Come, my brothers! Shall we not go to the blessed Master and ask Him to enroll our names again in that school which He always keeps open for those who long to continue their studies in the divine art of prayer and intercession? Yes, let us say to the Master today, as they did of old, Lord, teach us to pray . As we meditate, we shall find each word of the petition we bring to be full of meaning.

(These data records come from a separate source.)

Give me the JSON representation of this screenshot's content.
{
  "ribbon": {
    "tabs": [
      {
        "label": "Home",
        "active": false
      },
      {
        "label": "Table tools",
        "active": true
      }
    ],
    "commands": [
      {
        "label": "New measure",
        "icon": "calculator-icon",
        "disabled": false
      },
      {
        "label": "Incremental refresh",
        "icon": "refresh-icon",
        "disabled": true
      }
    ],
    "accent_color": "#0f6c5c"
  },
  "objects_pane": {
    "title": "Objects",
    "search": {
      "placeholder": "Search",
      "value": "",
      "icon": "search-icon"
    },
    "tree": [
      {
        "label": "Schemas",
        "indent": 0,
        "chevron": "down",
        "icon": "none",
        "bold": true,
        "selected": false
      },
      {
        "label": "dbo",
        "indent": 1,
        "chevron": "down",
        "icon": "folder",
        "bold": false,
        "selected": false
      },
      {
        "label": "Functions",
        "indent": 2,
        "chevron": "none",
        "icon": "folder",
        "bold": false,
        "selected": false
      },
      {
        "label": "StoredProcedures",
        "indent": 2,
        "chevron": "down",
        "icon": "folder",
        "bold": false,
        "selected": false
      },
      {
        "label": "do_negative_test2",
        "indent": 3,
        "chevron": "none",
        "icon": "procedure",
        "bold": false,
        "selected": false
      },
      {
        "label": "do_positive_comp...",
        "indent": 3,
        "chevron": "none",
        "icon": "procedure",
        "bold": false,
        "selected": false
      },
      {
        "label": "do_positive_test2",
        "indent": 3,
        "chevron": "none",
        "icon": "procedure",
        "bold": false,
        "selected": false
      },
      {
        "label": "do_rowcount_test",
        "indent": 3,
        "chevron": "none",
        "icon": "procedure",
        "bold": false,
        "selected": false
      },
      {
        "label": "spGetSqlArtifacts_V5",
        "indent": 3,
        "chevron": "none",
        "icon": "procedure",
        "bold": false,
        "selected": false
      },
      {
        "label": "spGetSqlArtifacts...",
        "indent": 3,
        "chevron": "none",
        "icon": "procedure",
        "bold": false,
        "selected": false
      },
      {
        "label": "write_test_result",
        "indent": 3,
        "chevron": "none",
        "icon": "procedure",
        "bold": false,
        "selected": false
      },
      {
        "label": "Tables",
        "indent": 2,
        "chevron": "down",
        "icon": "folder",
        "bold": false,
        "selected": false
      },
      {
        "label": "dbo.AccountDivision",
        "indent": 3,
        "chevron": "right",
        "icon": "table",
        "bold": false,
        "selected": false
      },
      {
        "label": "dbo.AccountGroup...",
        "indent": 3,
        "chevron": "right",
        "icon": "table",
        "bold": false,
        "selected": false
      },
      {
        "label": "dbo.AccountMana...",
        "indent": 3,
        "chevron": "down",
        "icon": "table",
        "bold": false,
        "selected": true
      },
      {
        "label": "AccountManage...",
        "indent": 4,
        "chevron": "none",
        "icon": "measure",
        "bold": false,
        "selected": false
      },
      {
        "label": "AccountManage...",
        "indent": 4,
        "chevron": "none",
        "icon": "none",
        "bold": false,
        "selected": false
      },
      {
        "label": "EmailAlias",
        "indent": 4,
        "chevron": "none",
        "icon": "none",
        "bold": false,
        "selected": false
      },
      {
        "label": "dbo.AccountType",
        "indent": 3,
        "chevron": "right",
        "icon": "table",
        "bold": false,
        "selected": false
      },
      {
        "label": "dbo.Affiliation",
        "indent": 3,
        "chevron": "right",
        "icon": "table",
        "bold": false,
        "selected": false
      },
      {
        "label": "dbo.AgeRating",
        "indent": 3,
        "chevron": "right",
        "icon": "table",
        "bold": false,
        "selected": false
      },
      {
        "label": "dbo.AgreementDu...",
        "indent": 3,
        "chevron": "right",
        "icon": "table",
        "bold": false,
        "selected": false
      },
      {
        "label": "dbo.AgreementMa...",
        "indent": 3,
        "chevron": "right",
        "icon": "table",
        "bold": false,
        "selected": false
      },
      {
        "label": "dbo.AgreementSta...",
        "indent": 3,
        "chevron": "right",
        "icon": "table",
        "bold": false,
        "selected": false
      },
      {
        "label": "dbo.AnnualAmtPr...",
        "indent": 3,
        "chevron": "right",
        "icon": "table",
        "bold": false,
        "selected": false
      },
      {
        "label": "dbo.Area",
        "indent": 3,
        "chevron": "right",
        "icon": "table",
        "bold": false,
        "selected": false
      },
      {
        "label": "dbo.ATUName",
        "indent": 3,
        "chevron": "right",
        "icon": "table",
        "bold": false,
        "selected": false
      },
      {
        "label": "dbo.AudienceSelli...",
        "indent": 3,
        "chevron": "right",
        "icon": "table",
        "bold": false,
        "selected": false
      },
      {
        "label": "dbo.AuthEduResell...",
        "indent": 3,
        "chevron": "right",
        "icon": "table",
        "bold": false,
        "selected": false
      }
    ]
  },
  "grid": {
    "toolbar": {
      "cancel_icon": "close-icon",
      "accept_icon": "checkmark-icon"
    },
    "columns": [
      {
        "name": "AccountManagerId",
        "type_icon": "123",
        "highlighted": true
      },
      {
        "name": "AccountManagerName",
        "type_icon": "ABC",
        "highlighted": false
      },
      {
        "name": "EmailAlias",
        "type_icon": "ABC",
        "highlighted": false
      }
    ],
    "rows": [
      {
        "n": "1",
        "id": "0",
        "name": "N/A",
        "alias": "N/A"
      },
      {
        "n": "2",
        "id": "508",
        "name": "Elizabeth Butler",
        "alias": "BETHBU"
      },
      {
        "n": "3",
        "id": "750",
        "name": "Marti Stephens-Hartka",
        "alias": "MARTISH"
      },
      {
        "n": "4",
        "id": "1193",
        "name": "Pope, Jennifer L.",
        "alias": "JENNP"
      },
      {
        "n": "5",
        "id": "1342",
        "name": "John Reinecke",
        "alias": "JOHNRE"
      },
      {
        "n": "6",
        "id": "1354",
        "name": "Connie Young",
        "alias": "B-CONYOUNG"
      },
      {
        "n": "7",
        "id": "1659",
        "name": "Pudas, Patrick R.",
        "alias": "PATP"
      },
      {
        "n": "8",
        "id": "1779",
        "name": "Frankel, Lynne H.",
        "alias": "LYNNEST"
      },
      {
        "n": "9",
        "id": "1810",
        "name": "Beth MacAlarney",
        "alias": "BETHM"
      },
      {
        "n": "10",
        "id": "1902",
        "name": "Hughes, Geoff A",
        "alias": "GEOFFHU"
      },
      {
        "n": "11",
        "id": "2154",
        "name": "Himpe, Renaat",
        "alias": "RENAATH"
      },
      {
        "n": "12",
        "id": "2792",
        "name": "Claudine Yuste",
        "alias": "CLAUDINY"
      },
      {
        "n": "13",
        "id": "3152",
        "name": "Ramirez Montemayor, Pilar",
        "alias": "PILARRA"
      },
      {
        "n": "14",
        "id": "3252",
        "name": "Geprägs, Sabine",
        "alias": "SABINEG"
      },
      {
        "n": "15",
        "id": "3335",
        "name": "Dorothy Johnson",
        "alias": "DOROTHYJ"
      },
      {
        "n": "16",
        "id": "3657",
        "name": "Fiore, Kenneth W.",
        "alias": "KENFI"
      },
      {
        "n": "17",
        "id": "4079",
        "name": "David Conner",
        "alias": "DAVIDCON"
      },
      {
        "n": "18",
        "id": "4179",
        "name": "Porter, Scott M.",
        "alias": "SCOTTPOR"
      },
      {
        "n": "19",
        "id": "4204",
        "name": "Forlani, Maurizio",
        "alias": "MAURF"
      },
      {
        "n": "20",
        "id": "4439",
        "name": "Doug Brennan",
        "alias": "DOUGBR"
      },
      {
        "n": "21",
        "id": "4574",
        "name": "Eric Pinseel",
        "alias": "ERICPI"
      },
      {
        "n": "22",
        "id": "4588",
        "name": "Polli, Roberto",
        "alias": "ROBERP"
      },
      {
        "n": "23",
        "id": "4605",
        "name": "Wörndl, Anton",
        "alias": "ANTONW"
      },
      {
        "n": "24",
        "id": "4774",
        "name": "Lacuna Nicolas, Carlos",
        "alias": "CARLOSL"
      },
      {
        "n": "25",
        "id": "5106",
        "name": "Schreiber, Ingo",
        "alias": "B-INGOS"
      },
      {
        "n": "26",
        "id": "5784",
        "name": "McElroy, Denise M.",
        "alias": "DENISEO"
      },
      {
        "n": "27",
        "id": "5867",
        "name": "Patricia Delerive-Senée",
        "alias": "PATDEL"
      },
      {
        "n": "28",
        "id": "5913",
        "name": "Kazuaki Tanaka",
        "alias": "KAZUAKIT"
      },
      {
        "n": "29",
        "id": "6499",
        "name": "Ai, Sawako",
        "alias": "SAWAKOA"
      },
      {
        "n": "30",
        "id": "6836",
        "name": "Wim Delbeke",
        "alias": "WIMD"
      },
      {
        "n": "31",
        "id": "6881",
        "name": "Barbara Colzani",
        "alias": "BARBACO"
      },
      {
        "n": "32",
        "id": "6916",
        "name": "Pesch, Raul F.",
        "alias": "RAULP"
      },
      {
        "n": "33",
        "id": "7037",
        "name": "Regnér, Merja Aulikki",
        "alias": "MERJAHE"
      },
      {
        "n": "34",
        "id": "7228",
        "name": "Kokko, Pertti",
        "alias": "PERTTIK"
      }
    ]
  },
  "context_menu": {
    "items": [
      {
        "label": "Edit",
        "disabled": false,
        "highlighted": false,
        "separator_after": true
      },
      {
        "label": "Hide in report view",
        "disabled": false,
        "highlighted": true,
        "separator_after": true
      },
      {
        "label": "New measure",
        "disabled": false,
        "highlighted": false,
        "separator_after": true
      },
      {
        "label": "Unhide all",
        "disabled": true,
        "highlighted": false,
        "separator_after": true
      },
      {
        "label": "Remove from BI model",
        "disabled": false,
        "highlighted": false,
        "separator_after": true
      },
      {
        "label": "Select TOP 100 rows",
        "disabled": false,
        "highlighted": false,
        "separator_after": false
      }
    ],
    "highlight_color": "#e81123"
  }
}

Lord, teach us to pray. Yes, to pray. This is what we need to be taught. Though in its beginnings, prayer is so simple that the feeblest child can pray, yet at the same time it is the highest and holiest work that man can accomplish. Prayer is fellowship with the unseen and Most Holy One. The powers of the eternal world have been placed at its disposal. It is the very essence of true religion, the channel of all blessings, and the secret of power and life. It is not only for ourselves, but also for others, for the church, and for the world that God has given the right to pray and to take hold of Him and His strength. It is on prayer that the promises wait for their fulfillment, the kingdom for its coming, and the glory of God for its full revelation. But how slothful and unfit we are for this blessed work. Only the Spirit of God can enable us to do it right. How speedily we are deceived into resting in the form, while the power is lacking. Our early training, the teaching of the church, the influence of habit, and the stirring of the emotions how easily these lead to prayer that has no spiritual power and avails little.